El convento más antiguo de Canarias aflora en Betancuria

09/11/2018

La fachada, los muros internos, las tejas, las baldosas, un vano y hasta cerámicas del antiguo convento de San Buenaventura, en Betancuria, han surgido durante los primeros sondeos arqueológicos. La Dirección General de Patrimonio Cultural financia esta investigación del primer convento cristiano de Canarias

El convento más antiguo de Canarias, y en el que vivió durante unos tres años San Diego de Alcalá, está empezando a aflorar en Betancuria. Por ahora son los muros de la fachada principal orientada al oeste y del claustro, más restos de cerámica de los siglos XV y XVI, tejas, baldosas, ladrillos y hasta dientes y huesos humanos. La Dirección General de Patrimonio Cultural del Gobierno de Canarias impulsa estos primeros sondeos arqueológicos en el convento franciscano de San Buenaventura, que lleva a cabo la empresa Tibicena.

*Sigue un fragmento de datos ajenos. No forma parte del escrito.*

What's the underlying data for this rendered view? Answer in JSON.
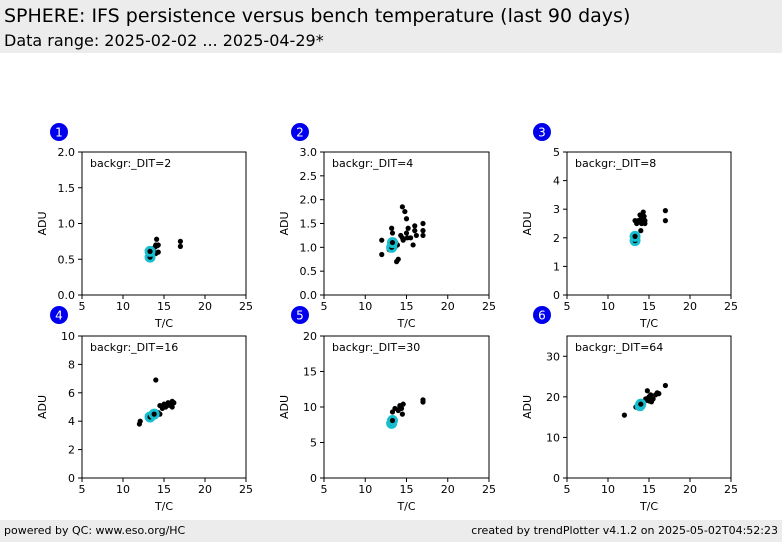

Hasta ahora, Tibicena ha realizado cinco sondeos en el terreno adosado a la iglesia conventual que han ampliado los límites establecidos en las prospecciones arqueológicas realizadas por el juez Roldán Verdejo en 1975. Entre los hallazgos de este equipo formado por cinco arqueólogos, un restaurador y una bioantropóloga, destacan los muros de la fachada principal del convento franciscano que corre pareja a los muros de la propia iglesia y que está orientada hacia el oeste, mirando a la ermita de San Diego y al barranco. También han descubierto los cimientos de los muros interiores del edificio franciscano que giraba en torno al claustro y sobre los que, seguramente, se levantaba una segunda planta donde se localizaban las celdas de los monjes.

En estos vestigios se mezclan los siglos, como explica Marco Moreno, director de Tibicena. «Un parte es del siglo XV porque la pobreza de los materiales así lo avala. El vano, que luego se tapa y que podría servir de acceso al claustro, puede ser del siglo XVII». Entre los restos de cerámica doméstica localizados, Marcos Moreno, director de Tibicena, destaca las provenientes de Sevilla, las Mayólicas que tienen dibujos azules sobre blanco y los lebrillos usados para amasar el pan.

Las excavaciones, iniciadas en septiembre y a concluir en diciembre, también han destapado metales y restos humanos como huesos y dientes, «lo que es normal porque se enterraba a gente aquí, incluyendo a los propios monjes».

El convento franciscano de San Buenaventura se fundó en 1416 bajo los auspicios del papa Benedicto XIII, pocos años después de la conquista normanda de Jean de Bethencourt. Entre otras vicisitudes, fue arrasado en 1593 por el pirata argelino Xabán Arráez que acabó con casi toda Betancuria. Hay que esperar cuatro siglos, en 1883, a tener constancia de que está totalmente en el suelo, según las fechas manejadas por Moreno.

A pesar de que quedó sepultado por el deterioro y el expolio, se sigue llamando convento a la iglesia conventual que, sin techo, aún se mantiene en pie. La campaña arqueológica de la Dirección General de Patrimonio Cultural del Gobierno autónomo también prevé sondeos en esta iglesia.